How to Tell People You're Having a Small Wedding Guest List

Telling someone in your life that they're not invited to your wedding is never an easy conversation, however, it is an important one. Family is always the best place to start, according to Vizcaino. If it's not possible to communicate in-person, doing so by phone (not text) is second best. "Talking to them will give them the opportunity to ask the needed questions and self-identify if they will provide the support you need," she says.

Be prepared for some friends and family members to be a little emotional over your decision.

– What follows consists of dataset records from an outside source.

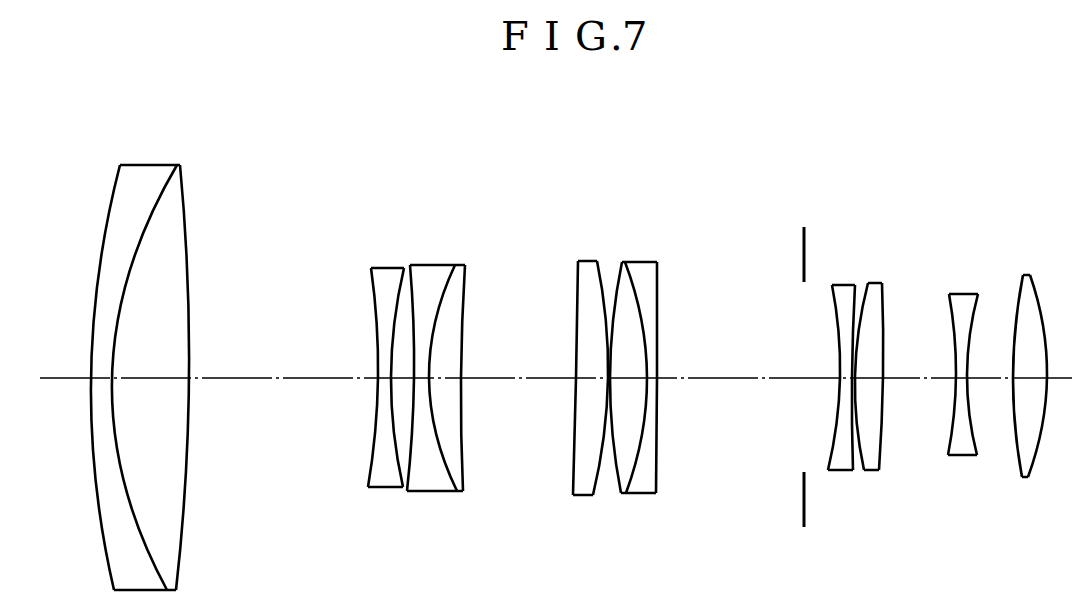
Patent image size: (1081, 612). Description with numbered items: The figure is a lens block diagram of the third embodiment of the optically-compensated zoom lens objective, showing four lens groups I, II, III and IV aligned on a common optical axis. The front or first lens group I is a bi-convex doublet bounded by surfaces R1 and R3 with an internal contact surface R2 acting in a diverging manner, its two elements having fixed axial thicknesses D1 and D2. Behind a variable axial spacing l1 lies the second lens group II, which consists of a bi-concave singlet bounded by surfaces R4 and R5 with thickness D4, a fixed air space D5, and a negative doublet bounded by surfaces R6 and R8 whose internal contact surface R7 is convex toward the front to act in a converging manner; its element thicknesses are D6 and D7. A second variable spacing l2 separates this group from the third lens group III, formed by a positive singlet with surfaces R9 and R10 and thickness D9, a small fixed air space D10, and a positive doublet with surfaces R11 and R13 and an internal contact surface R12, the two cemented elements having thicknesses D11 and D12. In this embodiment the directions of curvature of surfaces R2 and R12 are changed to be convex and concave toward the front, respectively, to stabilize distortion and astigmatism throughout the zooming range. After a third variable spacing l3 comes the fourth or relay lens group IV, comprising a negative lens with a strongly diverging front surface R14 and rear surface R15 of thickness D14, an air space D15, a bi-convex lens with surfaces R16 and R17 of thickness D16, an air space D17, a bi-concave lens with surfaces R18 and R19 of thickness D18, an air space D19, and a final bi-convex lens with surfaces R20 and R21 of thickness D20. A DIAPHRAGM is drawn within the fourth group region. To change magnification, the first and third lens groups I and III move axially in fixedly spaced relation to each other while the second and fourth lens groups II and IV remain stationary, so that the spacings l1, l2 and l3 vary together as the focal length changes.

The first lens group I is at (210, 115).
The second lens group II is at (503, 135).
The third lens group III is at (708, 135).
The fourth lens group IV is at (1047, 133).
The radius of curvature R1 is at (113, 188).
The internal contact surface R2 is at (158, 188).
The radius of curvature R3 is at (185, 188).
The radius of curvature R4 is at (370, 272).
The radius of curvature R5 is at (402, 268).
The radius of curvature R6 is at (420, 265).
The internal contact surface R7 is at (445, 265).
The radius of curvature R8 is at (466, 268).
The radius of curvature R9 is at (578, 266).
The radius of curvature R10 is at (598, 263).
The radius of curvature R11 is at (622, 262).
The internal contact surface R12 is at (628, 262).
The radius of curvature R13 is at (658, 263).
The front surface R14 is at (832, 285).
The radius of curvature R15 is at (856, 285).
The radius of curvature R16 is at (868, 283).
The radius of curvature R17 is at (884, 283).
The radius of curvature R18 is at (949, 293).
The radius of curvature R19 is at (978, 293).
The radius of curvature R20 is at (1023, 275).
The radius of curvature R21 is at (1031, 275).
The fixed axial separation D1 is at (100, 383).
The fixed axial separation D2 is at (155, 383).
The fixed axial separation D4 is at (383, 385).
The fixed axial separation D5 is at (402, 385).
The fixed axial separation D6 is at (422, 385).
The fixed axial separation D7 is at (443, 385).
The fixed axial separation D9 is at (593, 385).
The fixed axial separation D10 is at (608, 385).
The fixed axial separation D11 is at (625, 385).
The fixed axial separation D12 is at (648, 385).
The fixed axial separation D14 is at (842, 385).
The fixed axial separation D15 is at (856, 385).
The fixed axial separation D16 is at (869, 385).
The fixed axial separation D17 is at (907, 385).
The fixed axial separation D18 is at (962, 385).
The fixed axial separation D19 is at (990, 385).
The fixed axial separation D20 is at (1030, 385).
The variable axial spacing l1 is at (282, 380).
The variable axial spacing l2 is at (517, 380).
The variable axial spacing l3 is at (746, 380).
The diaphragm DIAPHRAGM is at (803, 505).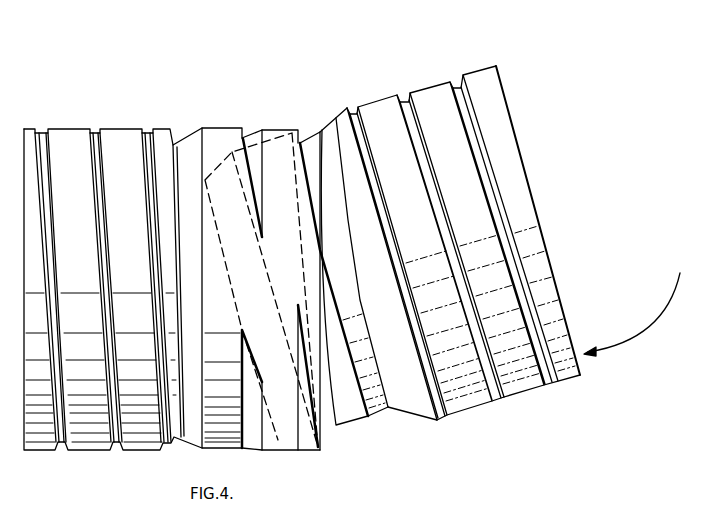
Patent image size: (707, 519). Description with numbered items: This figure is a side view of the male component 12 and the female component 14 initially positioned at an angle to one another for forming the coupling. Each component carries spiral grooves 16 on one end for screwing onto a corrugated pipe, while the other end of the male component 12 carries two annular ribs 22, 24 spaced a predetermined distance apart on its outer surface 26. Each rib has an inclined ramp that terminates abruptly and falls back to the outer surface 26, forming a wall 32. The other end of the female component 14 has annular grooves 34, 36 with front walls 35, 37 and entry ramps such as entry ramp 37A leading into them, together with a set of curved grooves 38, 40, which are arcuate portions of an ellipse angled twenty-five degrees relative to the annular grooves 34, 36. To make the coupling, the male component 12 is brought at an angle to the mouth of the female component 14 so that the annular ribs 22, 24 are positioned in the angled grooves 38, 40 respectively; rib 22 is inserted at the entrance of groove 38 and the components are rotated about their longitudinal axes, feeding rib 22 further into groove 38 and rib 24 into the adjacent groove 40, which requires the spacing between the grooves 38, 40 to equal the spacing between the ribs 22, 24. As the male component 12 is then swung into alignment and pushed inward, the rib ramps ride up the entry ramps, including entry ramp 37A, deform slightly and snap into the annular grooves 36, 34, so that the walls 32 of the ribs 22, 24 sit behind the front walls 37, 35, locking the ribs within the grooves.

The male component 12 is at (365, 104).
The female component 14 is at (86, 129).
The spiral grooves 16 is at (72, 136).
The annular rib 22 is at (290, 450).
The annular rib 24 is at (352, 426).
The outer surface 26 is at (380, 410).
The wall 32 is at (372, 421).
The annular groove 34 is at (270, 130).
The front wall 35 is at (304, 135).
The annular groove 36 is at (220, 128).
The front wall 37 is at (245, 137).
The entry ramp 37A is at (254, 449).
The curved groove 38 is at (257, 386).
The curved groove 40 is at (304, 252).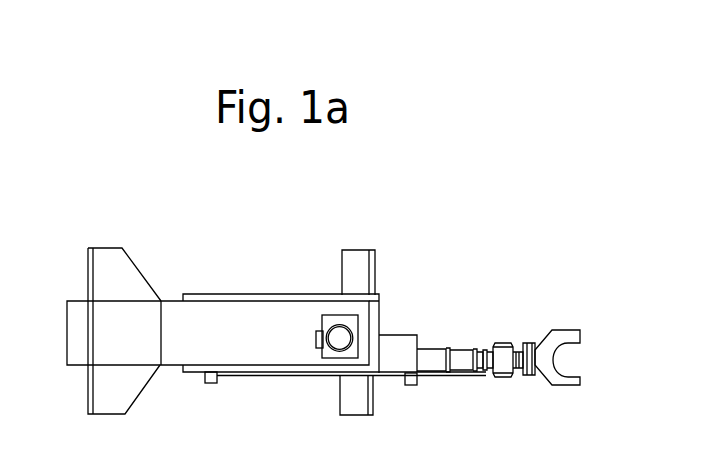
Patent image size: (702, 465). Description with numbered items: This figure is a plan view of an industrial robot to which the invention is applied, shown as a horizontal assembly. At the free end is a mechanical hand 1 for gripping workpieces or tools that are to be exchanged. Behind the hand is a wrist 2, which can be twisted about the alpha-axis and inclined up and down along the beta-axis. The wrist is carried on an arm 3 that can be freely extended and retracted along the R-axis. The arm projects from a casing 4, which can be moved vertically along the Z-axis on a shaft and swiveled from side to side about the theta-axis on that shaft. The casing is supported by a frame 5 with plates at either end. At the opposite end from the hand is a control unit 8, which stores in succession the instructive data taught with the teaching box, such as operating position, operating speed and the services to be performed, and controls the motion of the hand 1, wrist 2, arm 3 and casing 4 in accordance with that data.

The mechanical hand 1 is at (570, 338).
The wrist 2 is at (533, 340).
The arm 3 is at (503, 340).
The casing 4 is at (400, 337).
The frame 5 is at (175, 306).
The control unit 8 is at (75, 343).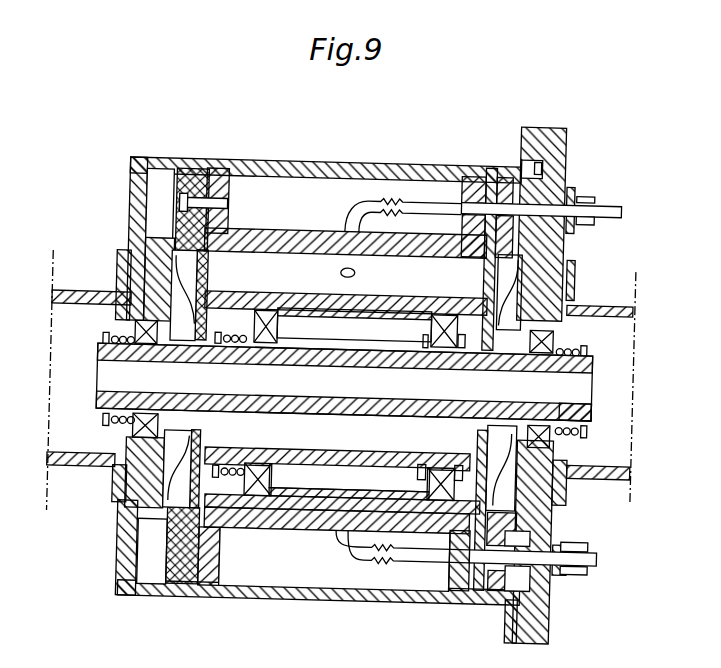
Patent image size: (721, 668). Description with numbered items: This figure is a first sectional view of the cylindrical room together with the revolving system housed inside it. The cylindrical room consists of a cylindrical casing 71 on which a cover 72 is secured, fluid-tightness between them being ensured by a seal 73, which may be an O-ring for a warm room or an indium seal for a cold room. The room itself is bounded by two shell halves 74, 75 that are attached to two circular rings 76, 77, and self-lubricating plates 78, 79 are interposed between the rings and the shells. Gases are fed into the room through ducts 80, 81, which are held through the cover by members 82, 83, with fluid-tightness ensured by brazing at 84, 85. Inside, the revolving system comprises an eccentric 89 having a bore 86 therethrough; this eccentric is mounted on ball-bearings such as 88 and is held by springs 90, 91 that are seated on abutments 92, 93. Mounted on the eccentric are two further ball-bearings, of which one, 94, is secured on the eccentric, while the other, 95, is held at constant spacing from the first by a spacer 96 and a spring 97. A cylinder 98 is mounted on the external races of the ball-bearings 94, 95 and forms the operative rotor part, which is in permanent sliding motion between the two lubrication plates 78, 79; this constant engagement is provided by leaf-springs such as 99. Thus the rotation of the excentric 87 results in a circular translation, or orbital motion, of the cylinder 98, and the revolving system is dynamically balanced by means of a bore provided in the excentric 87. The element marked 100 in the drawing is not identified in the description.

The cylindrical casing 71 is at (298, 163).
The cover 72 is at (552, 166).
The seal 73 is at (528, 163).
The shell half 74 is at (315, 234).
The shell half 75 is at (355, 531).
The circular ring 76 is at (185, 173).
The circular ring 77 is at (486, 175).
The self-lubricating plate 78 is at (200, 190).
The self-lubricating plate 79 is at (457, 178).
The duct 80 is at (612, 209).
The duct 81 is at (603, 557).
The member 82 is at (588, 193).
The member 83 is at (577, 569).
The brazing 84 is at (592, 205).
The brazing 85 is at (590, 540).
The bore 86 is at (592, 387).
The excentric 87 is at (592, 410).
The ball-bearing 88 is at (553, 336).
The eccentric 89 is at (132, 332).
The spring 90 is at (585, 432).
The spring 91 is at (104, 427).
The abutment 92 is at (587, 345).
The abutment 93 is at (99, 346).
The ball-bearing 94 is at (566, 302).
The ball-bearing 95 is at (262, 498).
The spacer 96 is at (303, 498).
The spring 97 is at (150, 521).
The cylinder 98 is at (242, 298).
The leaf-spring 99 is at (127, 215).
The plate 100 is at (405, 468).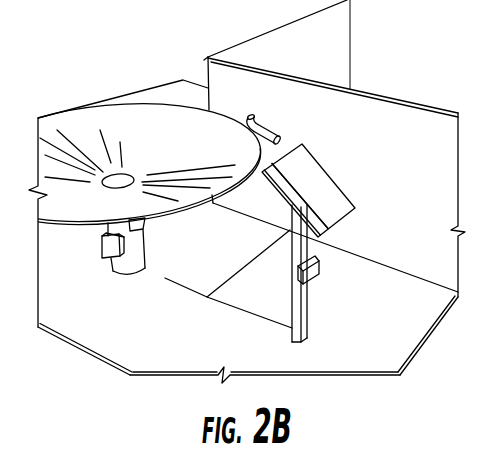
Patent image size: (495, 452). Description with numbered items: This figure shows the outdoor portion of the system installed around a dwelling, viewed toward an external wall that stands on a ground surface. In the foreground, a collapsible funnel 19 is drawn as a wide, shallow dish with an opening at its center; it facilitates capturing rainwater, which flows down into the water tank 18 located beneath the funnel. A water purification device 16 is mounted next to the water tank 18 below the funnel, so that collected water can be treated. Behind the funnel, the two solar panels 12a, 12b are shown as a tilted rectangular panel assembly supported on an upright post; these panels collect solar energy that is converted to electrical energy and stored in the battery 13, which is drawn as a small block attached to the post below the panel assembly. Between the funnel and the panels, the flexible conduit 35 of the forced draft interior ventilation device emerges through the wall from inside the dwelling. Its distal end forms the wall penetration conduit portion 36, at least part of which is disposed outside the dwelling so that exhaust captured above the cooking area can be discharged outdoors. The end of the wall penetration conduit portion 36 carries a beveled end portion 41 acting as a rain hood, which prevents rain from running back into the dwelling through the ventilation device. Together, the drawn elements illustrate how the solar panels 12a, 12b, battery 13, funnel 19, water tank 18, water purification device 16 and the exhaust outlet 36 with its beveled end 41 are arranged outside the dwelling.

Not everyone understands the constraints placed upon you that have led you to the decision to have a small wedding. "Don't get frustrated; just explain your reasons for having an intimate, small wedding," Vizcaino says. "Remember that there's no need for you to apologize, even if other people disagree with your decision."

You may want to let these loved ones know that they are included in your celebration in a different capacity, such as a larger wedding shower, casual get-together after the wedding or even a bachelor or bachelorette party," suggests Feiden.

Although sometimes an awkward topic, having these straight-forward conversations about your choice to have a small wedding guest list can give you and your loved ones comfort over the decision.